11 May 2011

Mari memilih! Sebuah catatan singkat tentang political economy dan demokrasi.

Awalnya...
Belakangan berita-berita di media massa Indonesia dihebohkan dengan kelakuan anggota DPR yang melakukan "studi banding" di Australia. Heboh ngga cuma karena ngga tau alamat email Komisi mereka sendiri (yang belum tau bisa melirik ke playlist video ini yg diupload rekan-rekan PPIA Victoria http://www.youtube.com/user/ppiavic#grid/user/8ABED40E2D7A5635) tapi juga karena *katanya* tidak mampu menjawab substansi pertanyaan yang diajukan mahasiswa saat audiensi di KJRI Melbourne.

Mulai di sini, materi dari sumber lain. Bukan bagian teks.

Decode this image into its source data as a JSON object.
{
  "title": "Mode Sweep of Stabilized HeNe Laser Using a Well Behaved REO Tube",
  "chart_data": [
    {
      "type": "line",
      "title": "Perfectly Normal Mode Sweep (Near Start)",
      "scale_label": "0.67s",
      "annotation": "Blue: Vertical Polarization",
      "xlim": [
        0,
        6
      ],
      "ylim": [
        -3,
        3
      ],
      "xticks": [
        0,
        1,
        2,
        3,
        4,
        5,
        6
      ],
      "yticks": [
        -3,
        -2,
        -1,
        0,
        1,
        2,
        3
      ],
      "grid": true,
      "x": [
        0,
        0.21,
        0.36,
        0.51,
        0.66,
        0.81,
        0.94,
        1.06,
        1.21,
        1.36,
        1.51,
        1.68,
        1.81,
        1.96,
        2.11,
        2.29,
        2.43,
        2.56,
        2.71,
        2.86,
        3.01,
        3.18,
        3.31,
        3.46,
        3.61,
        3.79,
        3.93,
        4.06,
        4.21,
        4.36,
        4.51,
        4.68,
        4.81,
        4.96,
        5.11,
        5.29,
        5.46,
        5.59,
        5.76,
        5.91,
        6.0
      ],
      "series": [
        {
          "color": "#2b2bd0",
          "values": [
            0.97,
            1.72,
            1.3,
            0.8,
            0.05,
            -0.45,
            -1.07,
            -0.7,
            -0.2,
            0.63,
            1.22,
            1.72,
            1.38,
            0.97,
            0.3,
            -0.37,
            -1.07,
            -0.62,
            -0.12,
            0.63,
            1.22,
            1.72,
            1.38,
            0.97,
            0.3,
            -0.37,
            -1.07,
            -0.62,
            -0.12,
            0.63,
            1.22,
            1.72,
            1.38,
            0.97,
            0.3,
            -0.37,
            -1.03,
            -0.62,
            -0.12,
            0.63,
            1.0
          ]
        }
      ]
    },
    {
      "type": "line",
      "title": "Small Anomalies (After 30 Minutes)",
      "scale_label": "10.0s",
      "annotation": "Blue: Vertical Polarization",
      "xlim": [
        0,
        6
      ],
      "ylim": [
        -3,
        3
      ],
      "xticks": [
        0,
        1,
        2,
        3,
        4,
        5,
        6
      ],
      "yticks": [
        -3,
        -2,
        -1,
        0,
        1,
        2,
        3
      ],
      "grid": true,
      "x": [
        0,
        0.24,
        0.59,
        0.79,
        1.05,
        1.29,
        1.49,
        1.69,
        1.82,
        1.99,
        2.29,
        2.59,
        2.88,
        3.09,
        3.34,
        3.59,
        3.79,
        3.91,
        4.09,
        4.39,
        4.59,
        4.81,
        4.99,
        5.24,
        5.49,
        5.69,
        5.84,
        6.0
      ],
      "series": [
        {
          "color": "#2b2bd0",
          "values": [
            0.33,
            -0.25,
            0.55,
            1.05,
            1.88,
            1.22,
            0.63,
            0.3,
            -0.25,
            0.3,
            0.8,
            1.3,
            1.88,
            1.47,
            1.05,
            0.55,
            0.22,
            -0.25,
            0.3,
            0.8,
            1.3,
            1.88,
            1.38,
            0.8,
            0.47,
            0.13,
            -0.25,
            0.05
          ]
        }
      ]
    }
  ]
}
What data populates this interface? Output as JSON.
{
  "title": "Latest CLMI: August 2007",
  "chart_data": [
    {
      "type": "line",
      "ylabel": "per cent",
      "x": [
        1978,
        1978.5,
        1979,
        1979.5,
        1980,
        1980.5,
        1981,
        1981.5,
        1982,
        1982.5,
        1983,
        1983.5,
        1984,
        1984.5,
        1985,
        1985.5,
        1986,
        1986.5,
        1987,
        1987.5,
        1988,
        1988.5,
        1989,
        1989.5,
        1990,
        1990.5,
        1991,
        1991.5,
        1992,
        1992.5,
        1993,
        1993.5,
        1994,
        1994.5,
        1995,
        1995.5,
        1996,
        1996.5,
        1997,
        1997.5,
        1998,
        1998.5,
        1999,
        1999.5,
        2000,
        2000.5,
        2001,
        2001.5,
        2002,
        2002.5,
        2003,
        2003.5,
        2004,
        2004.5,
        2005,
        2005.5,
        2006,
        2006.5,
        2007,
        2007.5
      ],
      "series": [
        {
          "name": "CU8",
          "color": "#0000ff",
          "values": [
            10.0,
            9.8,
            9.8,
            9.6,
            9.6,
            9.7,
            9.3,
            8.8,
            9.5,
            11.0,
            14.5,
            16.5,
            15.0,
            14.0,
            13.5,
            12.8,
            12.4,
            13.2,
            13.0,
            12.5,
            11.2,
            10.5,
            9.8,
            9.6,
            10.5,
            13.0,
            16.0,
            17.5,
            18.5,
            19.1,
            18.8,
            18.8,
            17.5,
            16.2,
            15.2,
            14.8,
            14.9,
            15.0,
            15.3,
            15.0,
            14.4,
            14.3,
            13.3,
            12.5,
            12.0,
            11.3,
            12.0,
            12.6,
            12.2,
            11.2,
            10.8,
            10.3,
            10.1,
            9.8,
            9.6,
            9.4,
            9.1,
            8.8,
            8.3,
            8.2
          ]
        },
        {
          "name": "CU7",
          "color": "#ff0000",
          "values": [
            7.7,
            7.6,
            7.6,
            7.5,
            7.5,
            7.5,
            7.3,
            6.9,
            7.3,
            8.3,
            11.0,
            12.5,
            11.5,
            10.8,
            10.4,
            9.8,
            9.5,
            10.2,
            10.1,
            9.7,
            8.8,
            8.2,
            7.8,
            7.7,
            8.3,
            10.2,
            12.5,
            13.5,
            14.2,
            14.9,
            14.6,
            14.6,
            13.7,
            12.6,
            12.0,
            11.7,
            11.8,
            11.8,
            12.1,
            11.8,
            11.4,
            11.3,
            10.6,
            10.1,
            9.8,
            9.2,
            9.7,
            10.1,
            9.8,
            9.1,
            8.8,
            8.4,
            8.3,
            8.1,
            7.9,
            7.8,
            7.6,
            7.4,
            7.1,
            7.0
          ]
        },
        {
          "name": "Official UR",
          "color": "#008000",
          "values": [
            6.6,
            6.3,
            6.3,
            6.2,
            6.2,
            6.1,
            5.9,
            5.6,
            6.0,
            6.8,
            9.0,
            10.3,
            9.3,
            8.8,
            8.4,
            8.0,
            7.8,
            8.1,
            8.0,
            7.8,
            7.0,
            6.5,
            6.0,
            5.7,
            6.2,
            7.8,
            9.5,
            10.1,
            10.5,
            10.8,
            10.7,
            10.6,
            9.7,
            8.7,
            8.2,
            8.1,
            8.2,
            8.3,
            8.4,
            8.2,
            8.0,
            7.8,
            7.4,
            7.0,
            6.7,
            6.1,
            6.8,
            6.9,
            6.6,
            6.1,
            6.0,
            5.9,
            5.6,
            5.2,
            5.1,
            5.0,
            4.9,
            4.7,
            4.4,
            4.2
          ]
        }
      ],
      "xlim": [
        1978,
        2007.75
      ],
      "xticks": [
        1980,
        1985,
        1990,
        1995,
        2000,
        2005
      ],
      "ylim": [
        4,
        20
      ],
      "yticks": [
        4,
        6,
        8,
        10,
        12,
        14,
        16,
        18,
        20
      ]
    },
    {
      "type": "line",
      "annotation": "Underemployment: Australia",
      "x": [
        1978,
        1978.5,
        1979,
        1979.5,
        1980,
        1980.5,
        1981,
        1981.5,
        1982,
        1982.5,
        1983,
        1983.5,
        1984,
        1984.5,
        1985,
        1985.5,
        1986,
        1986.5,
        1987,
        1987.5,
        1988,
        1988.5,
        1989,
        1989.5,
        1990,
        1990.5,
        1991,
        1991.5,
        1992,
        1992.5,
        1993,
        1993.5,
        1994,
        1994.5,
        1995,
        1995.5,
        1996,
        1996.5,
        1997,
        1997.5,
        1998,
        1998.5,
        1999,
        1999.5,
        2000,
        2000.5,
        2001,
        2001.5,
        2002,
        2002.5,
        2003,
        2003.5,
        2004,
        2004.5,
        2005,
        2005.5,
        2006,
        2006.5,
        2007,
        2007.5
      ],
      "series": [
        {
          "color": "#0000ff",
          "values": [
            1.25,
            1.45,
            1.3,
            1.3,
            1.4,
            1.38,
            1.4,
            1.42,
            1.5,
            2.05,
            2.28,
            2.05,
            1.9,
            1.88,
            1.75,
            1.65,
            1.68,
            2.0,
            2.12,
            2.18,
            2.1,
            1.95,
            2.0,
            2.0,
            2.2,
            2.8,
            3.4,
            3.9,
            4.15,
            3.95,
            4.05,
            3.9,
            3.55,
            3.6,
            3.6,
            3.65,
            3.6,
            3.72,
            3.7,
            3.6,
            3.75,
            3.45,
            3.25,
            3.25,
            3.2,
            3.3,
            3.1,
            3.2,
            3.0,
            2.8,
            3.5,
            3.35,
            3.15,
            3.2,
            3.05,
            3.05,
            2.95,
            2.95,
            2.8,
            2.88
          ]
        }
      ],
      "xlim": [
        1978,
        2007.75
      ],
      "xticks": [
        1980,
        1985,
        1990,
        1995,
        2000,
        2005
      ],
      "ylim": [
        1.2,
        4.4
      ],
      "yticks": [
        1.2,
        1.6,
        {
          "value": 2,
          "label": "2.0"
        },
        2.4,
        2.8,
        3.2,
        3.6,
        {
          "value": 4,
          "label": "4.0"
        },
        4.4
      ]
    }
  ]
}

Saya sendiri waktu itu diajak ke acara tersebut tapi tidak bisa hadir karena satu dan lain hal :p

Ini videonya :D




Banyak teman yang kemudian entah mengumpat atau sekedar menyesalkan sikap anggota DPR yang demikian. Namun kemudian terbersit di pikiran saya pertanyaan,

"Oke banyak orang-orang DPR ini memang *parah* kualitasnya, tapi opsi lain apa sih? Balik ke era otoriter? Apakah demokrasi ini pilihan paling optimal?"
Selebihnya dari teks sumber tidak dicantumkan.